ABSTRACT 962(P3-5)
膵癌におけるCOX-2の発現とNSAIDsによる細胞増殖抑制 :近藤 仁1、後藤田卓志1、横田敏弘1、斎藤大三1、小菅智男2(国立がんセ・中央病・1内、2外)
Expression of COX-2 and growth inhibition by NSAIDs in pancreatic cancer: Hitoshi KONDO1, Takuji GOTODA1, Toshihiro YOKOTA1, Daizo SAITO1, Tomoo KOSUGE2 (1Dept. of GI Oncology, 2Surgical Oncology, NCCH)

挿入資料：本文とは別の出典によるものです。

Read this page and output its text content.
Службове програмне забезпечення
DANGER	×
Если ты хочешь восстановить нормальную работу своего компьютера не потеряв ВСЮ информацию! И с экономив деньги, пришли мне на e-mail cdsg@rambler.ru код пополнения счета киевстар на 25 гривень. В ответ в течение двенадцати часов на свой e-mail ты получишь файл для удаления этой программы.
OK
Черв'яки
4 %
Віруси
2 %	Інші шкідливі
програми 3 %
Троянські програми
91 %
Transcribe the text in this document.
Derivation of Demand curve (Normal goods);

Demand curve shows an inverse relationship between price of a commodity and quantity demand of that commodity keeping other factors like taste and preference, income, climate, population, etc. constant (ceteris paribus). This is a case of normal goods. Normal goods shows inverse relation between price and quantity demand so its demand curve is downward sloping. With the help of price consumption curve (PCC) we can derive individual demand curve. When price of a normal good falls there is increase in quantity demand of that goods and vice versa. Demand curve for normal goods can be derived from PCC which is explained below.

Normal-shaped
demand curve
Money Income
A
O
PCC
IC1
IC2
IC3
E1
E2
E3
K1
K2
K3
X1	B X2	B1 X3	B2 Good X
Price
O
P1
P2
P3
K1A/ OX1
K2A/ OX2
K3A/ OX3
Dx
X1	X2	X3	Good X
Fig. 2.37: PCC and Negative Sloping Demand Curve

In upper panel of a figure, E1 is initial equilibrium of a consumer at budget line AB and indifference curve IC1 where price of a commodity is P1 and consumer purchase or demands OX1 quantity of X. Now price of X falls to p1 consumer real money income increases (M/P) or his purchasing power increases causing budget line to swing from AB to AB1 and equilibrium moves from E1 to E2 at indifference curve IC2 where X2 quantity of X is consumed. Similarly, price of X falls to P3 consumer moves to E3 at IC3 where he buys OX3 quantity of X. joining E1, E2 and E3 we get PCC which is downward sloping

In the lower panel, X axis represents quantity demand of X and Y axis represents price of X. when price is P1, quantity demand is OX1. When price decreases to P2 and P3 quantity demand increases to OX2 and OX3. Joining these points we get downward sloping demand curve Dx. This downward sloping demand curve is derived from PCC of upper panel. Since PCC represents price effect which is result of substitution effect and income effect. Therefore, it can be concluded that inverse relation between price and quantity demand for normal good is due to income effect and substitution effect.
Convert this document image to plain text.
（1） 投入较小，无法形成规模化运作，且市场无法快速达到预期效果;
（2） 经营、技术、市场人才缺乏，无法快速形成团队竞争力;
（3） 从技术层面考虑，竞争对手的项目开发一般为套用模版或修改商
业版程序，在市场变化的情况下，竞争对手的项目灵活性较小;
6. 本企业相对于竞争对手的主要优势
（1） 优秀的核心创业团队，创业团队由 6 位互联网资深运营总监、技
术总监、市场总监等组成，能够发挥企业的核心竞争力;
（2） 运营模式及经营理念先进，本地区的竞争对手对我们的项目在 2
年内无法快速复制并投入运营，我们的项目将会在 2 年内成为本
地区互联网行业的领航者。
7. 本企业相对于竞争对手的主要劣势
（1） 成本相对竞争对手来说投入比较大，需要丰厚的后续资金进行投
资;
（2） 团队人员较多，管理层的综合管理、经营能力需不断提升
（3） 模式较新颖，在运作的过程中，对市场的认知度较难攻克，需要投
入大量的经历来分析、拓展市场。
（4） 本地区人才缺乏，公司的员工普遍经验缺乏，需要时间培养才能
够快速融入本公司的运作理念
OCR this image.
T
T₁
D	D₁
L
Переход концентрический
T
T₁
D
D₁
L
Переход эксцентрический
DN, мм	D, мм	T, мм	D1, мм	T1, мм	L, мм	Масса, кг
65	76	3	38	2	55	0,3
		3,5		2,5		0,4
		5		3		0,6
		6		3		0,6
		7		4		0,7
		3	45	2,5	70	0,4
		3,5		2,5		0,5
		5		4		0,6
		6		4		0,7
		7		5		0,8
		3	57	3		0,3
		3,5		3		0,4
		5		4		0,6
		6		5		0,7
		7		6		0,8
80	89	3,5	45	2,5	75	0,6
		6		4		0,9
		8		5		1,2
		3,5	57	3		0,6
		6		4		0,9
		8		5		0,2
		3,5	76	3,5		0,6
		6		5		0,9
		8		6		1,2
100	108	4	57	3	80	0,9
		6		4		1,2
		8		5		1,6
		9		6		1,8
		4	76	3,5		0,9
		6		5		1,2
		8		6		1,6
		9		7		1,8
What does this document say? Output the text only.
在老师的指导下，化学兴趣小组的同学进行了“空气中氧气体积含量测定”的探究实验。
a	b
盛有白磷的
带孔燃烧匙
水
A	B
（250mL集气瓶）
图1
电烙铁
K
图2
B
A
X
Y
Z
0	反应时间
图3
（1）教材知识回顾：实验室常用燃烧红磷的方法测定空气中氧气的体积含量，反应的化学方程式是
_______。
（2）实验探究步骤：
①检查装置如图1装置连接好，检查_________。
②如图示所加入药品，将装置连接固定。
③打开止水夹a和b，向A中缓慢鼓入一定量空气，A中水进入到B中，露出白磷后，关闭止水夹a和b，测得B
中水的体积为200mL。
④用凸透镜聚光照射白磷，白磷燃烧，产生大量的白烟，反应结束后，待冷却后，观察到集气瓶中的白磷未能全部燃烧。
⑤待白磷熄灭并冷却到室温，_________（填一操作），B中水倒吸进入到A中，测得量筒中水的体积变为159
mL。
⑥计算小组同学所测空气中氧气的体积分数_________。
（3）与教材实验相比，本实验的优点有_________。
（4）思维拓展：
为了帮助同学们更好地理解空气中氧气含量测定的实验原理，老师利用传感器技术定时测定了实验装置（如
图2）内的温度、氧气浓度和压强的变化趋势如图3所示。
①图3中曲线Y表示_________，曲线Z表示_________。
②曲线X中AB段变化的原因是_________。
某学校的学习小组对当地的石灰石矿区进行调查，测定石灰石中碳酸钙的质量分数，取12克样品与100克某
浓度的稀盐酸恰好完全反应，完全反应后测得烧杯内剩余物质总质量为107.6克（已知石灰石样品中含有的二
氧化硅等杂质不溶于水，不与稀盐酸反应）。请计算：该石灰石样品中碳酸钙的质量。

「目的」COX-2(cyclo-oxygenase)はプロスタグランジン合成に関与する酵素で細胞増殖と密接に関係し、その阻害剤であるNSAIDs(非ステロイド抗炎症薬)の服用により大腸癌の発生率が半減することから臨床的にも注目されている。我々は膵癌におけるCOX-2の発現を免疫組織学的に検討するとともに、NSAIDsが膵癌株の増殖に及ぼす影響について検討した。「方法」通常型膵がん42症例および膵管内乳頭腫29病変(がん9例、腺腫20例)のパラフィン切片をCOX-2に対するpolyclonal抗体(IBL社)で免疫組織染色し、その発現と臨床病理像を比較した。膵癌培養細胞株5種と胃癌株(MKN-74)におけるCOX-2の発現及びNSAIDsを添加培養時の細胞数の変化を検討した。「成績」COX-2の発現は通常型膵がんの60% 、膵管内乳頭腫では、がん:40%、腺腫:20%に認められた。COX-2発現群で腫瘍径が有意に小さかったが、その他の臨床病理学的との有意な関連は認められなかった。膵癌細胞5株中3株および胃癌株に強いCOX-2発現が認められた。AspirinによりCOX-2が強く発現していた膵癌細胞株で明らかな増殖抑制が認められたが、発現の乏しい細胞株においては影響は殆どなかった。「結論」膵癌においても大腸癌と同様にCOX-2が発現しており、NSAIDsよる化学予防の可能性が示唆された。